Ford Division will give all of its dealerships, including small rural stores, at least one 2002 Ford Thunderbird, under a new division policy.
The highly anticipated roadster is likely to sell for at least $10,000 above sticker in some parts of the country, predicts the chairman of the Ford Division National Dealer Council. The new Thunderbird is expected to have a manufacturer's suggested retail price of more than $40,000 for top-of-the-line models.
'If customers want to be one of the first for something this limited, they will have to pay for it. They don't mind,' said Jerry Reynolds, the council chairman.
'Personally, I don't sell anything for more than window sticker. But it will be up to each dealer to decide what his market will bear. In some parts of the country that could mean more than $10,000 over sticker.'
Ford has not asked its dealers to abide by the sticker price, said Reynolds, owner of Prestige Ford in Garland, Texas.
All 4,100 Ford Division dealers will receive at least one Thunderbird because of a policy change initiated at the request of the dealer council. When Ford Division introduces a new product, according to the new policy, every dealer must get at least one unit before any dealer gets a second unit.
Ford will not disclose anticipated Thunderbird volume. Dealers expect Ford to build 20,000 to 25,000 units in the 2002 model year.
Coming to Detroit show
Ford will introduce the 2002 production Thunderbird at the North American International Auto Show in Detroit in January. The model goes on sale in the summer. The company has not specified a month.
In September, Ford offered 200 units of a specially designed Neiman-Marcus Edition Thunderbird through the store's famous Christmas Book.
The model sold out in two hours and 15 minutes. A 3.9-liter, 32-valve V-8 engine with a five-speed automatic transmission powers the limited edition.
Every Ford store already knows its Thunderbird allocation for the 2002 model year.
'We wanted dealers to know as far in advance as possible how many Thunderbirds they would get so they don't end up frustrating customers by promising more Thunderbirds than they will receive, ' said Terry Bresnihan, Ford spokesman.
No Ford dealer is likely to receive more than 50 Thunderbirds, Reynolds said.
Allocation is based on three factors, Reynolds said:
1. A dealership's car sales. Light-truck sales are not included.
2. Previous Thunderbird sales.
3. Luxury-car sales for all makes in the market.
'Ford will put the higher concentration of Thunderbirds where luxury sales are very good,' Reynolds said, citing Florida, California and some parts of Texas as strong luxury vehicle markets.
Including small dealers
Dealers pressed Ford Division to give all stores at least one unit of a new product after the introduction of the 2001 Explorer Sport Trac, Reynolds said.
'The Sport Trac hit the market in March,' Reynolds said.

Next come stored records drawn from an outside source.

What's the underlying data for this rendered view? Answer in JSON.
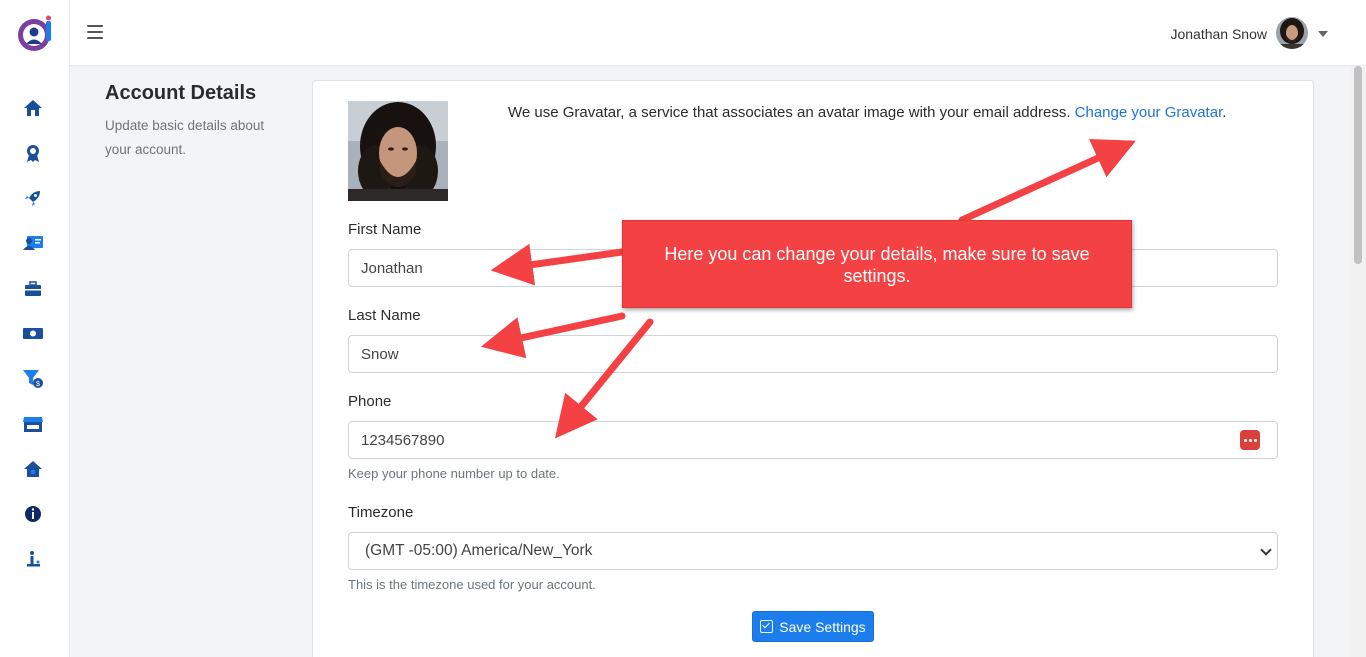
{
  "header": {
    "user_name": "Jonathan Snow"
  },
  "sidebar": {
    "items": [
      {
        "icon": "home-icon"
      },
      {
        "icon": "award-icon"
      },
      {
        "icon": "rocket-icon"
      },
      {
        "icon": "contact-card-icon"
      },
      {
        "icon": "toolbox-icon"
      },
      {
        "icon": "money-icon"
      },
      {
        "icon": "filter-dollar-icon"
      },
      {
        "icon": "store-icon"
      },
      {
        "icon": "home-alt-icon"
      },
      {
        "icon": "info-circle-icon"
      },
      {
        "icon": "user-info-icon"
      }
    ]
  },
  "section": {
    "title": "Account Details",
    "description": "Update basic details about your account."
  },
  "gravatar": {
    "text": "We use Gravatar, a service that associates an avatar image with your email address. ",
    "link": "Change your Gravatar",
    "suffix": "."
  },
  "form": {
    "first_name_label": "First Name",
    "first_name_value": "Jonathan",
    "last_name_label": "Last Name",
    "last_name_value": "Snow",
    "phone_label": "Phone",
    "phone_value": "1234567890",
    "phone_help": "Keep your phone number up to date.",
    "timezone_label": "Timezone",
    "timezone_value": "(GMT -05:00) America/New_York",
    "timezone_help": "This is the timezone used for your account.",
    "save_label": "Save Settings"
  },
  "callout": {
    "text": "Here you can change your details, make sure to save settings."
  },
  "colors": {
    "accent": "#1c7ded",
    "sidebar_icon": "#1a4f9c",
    "annotation_red": "#f44144"
  }
}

'In August, it came to light that some select (small) dealers never got a Sport Trac. There was national TV advertising. Customers were coming in and the dealers had to place a retail order which may or may not get built.'
Ford calls its smaller stores selling fewer than 250 new units a year select dealerships.
The 2002 Thunderbird roadster inherits design cues from the past, including porthole windows, hood scoop, egg-crate grille and round lamps.